Tak hanya itu, Arief juga menyatakan masyarakat tak perlu khawatir untuk tertular virus corona saat hari pencoblosan berlangsung.
Ia menyatakan pihaknya akan menjalankan protokol kesehatan secara ketat bagi para penyelenggara maupun masyarakat saat pencoblosan.
"Itulah mengapa KPU memberikan pelayanan tata cara pelaksanaan dengan prioritas kesehatan dan keselamatan bagi semua," kata dia.
KPU sendiri sudah menyusun draf Peraturan KPU tentang Pilkada di Tengah Bencana Non-Alam Covid-19 usai virus corona mewabah di Indonesia.

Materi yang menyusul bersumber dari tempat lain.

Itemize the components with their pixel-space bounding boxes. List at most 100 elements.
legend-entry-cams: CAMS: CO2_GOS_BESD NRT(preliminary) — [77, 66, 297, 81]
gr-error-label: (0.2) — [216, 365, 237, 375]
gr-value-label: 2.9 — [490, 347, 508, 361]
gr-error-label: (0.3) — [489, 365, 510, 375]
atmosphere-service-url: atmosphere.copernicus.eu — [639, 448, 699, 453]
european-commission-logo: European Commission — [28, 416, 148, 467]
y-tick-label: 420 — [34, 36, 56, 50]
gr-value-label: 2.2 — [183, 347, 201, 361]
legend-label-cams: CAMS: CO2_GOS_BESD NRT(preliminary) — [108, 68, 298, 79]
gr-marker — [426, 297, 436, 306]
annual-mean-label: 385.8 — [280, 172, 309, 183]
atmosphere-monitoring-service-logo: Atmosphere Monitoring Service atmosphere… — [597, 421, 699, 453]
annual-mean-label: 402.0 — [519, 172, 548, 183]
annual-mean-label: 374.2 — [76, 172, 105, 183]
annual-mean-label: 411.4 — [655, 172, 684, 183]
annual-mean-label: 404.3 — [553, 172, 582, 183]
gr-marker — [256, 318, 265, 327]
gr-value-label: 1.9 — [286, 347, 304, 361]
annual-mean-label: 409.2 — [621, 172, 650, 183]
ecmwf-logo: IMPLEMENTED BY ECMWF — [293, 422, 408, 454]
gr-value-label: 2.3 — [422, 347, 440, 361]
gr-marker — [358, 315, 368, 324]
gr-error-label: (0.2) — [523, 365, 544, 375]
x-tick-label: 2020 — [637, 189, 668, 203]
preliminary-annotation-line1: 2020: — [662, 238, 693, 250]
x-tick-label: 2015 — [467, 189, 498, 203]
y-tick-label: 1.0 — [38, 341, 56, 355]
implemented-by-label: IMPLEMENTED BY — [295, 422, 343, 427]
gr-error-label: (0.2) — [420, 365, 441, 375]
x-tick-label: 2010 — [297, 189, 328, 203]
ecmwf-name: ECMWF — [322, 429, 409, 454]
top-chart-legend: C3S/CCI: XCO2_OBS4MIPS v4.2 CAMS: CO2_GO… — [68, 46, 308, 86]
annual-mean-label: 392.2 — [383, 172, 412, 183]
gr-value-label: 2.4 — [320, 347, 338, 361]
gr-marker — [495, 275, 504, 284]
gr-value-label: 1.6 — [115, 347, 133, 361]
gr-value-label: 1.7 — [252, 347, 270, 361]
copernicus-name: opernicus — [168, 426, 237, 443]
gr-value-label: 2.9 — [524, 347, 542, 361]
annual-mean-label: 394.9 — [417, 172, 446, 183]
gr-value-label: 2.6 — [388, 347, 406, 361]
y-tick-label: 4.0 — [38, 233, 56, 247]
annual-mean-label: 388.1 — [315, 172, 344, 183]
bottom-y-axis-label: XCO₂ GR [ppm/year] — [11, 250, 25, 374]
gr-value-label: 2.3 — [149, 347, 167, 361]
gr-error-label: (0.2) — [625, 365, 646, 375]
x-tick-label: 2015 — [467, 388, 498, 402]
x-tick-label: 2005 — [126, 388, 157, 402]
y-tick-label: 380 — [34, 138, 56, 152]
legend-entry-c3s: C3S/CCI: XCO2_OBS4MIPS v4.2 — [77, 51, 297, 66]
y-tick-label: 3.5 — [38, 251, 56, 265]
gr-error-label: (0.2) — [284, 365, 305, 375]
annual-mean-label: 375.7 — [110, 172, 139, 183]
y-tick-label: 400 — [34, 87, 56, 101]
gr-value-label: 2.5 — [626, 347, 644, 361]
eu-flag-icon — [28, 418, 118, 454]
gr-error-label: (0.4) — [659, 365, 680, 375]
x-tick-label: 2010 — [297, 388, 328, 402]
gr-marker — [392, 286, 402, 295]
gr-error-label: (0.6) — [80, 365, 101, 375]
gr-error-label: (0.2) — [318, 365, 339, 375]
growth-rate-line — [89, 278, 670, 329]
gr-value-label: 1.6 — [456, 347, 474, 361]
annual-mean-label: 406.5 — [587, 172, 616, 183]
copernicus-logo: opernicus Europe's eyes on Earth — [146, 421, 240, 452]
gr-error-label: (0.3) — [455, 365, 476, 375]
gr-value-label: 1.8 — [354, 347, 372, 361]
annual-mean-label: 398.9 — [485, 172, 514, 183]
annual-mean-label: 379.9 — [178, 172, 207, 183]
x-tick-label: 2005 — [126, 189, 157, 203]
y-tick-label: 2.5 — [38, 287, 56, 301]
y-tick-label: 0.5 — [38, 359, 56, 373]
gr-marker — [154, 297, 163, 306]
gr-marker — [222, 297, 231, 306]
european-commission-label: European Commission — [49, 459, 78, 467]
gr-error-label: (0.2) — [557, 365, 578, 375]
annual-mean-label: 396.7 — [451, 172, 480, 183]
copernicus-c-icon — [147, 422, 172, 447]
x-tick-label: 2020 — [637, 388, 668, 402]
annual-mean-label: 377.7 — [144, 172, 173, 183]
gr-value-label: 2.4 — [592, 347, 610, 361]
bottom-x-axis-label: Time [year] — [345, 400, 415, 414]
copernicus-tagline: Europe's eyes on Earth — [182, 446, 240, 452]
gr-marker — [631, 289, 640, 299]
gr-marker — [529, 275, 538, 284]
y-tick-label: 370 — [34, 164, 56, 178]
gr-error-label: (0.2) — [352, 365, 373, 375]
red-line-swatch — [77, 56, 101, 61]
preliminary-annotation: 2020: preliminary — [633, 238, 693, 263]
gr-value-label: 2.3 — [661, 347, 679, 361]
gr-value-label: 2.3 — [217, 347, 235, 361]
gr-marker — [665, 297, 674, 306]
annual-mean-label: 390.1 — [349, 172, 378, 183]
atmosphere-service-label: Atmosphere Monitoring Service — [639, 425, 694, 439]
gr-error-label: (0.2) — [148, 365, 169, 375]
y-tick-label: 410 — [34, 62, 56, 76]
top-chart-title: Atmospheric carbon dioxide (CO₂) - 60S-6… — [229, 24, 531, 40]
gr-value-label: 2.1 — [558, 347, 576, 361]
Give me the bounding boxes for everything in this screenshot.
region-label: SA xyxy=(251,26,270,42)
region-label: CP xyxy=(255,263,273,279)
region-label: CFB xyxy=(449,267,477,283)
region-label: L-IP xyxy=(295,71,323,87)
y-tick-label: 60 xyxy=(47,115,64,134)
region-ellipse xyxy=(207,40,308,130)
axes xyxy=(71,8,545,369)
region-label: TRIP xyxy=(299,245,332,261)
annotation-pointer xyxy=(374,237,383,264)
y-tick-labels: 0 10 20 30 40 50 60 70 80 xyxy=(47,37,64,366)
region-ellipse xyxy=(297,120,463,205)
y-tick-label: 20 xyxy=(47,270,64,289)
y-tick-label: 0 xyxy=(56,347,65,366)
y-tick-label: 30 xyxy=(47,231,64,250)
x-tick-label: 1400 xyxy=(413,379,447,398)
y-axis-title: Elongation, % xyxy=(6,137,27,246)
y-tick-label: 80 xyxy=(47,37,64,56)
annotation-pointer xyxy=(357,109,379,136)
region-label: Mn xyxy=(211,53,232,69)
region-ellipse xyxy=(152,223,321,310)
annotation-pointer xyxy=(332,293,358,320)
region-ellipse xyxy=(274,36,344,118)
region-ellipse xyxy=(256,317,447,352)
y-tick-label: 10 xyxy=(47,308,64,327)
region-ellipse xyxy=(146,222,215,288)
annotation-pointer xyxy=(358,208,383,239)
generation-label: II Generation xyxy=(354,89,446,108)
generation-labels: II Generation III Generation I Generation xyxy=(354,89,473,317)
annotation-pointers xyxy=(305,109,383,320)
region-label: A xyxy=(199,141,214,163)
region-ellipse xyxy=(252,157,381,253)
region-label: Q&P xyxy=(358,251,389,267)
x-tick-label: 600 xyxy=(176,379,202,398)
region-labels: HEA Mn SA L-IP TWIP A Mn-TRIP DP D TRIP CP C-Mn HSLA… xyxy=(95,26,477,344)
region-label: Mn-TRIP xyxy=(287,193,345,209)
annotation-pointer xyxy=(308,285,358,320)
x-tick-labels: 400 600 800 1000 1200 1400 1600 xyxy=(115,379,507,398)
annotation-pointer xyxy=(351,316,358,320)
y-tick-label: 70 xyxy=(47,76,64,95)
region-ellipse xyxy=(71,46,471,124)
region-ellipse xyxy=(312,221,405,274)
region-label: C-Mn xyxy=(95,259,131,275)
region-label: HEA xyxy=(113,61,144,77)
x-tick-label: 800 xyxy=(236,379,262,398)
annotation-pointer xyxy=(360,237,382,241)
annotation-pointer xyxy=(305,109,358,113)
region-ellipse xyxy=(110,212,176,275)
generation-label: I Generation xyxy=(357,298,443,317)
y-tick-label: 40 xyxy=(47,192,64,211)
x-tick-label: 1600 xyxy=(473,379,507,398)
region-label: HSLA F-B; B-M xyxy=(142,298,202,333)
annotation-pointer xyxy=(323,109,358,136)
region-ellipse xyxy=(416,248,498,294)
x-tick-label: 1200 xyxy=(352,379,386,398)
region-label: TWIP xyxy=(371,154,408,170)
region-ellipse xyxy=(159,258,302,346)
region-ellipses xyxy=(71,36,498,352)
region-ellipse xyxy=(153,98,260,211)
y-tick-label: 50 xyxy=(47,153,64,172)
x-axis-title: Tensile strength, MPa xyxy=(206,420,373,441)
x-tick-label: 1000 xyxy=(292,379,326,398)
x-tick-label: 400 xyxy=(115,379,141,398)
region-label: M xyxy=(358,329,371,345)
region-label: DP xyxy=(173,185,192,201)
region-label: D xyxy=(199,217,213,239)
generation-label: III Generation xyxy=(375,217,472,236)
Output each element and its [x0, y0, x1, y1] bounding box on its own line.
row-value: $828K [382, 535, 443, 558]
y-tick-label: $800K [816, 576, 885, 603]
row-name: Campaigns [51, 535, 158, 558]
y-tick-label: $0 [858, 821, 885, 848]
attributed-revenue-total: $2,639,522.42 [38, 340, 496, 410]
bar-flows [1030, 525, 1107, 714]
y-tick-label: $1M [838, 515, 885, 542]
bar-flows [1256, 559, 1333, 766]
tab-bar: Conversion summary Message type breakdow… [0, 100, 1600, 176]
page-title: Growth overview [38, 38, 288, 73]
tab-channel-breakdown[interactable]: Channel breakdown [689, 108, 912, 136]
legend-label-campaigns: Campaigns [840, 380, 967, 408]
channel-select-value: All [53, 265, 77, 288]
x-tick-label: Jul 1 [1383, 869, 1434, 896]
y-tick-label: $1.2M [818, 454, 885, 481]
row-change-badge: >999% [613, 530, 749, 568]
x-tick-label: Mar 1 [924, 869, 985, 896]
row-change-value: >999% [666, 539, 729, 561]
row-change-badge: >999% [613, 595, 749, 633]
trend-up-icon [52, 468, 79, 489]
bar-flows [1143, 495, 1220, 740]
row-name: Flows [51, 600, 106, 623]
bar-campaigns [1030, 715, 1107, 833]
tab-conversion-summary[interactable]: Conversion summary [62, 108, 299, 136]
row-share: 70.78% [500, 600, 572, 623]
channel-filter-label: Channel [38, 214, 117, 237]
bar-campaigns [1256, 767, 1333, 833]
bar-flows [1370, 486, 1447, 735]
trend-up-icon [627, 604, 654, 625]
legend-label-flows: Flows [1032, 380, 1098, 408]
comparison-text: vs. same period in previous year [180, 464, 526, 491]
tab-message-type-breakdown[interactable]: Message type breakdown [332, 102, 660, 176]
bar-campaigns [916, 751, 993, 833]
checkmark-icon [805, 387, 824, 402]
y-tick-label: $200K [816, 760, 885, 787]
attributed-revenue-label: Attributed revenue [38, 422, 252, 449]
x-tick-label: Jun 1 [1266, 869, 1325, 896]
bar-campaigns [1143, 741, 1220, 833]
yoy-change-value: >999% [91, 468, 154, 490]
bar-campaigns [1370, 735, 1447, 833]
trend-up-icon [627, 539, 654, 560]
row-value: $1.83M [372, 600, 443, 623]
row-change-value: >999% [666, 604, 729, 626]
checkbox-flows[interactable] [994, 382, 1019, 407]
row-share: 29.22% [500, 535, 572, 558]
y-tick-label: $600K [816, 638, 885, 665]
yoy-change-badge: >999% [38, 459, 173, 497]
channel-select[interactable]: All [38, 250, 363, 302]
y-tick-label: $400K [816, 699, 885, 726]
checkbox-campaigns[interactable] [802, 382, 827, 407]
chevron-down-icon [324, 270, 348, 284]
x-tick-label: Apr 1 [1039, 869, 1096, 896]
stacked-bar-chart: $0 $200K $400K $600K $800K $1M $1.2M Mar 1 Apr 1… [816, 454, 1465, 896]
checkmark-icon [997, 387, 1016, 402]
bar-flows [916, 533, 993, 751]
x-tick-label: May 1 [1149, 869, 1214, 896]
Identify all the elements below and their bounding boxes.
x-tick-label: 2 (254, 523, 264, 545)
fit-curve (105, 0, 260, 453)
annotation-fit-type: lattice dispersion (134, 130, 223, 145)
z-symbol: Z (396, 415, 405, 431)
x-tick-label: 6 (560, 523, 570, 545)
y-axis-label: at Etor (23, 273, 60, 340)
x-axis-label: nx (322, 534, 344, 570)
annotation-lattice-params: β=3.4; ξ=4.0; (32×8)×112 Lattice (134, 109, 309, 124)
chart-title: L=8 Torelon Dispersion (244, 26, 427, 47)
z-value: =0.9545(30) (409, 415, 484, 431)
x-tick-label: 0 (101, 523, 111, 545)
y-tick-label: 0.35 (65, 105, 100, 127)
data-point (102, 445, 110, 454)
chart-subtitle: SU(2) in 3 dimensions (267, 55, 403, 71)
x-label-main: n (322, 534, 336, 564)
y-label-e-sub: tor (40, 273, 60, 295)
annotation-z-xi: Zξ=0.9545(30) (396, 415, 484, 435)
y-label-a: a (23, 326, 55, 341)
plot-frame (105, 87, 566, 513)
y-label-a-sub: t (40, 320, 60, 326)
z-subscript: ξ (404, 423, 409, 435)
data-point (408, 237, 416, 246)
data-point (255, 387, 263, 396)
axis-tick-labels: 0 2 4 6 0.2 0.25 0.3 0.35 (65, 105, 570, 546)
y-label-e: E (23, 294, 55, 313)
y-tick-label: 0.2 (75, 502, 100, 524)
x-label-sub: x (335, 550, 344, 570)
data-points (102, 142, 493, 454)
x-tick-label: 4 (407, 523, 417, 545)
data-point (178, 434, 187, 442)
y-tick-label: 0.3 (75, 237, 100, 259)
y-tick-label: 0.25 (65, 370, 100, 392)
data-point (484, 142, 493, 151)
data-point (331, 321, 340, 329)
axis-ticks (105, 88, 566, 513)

Aturan itu akan berisikan pelbagai protokol kesehatan Covid-19 sebagai pedoman bagi jajaran KPU di daerah dalam melaksanakan tahapan-tahapan Pilkada 2020.
Gelaran Pilkada Serentak 2020 akan digelar 9 Desember 2020. Pilkada ini akan menjadi pilkada terbesar karena dilakukan secara serentak 270 daerah di Indonesia.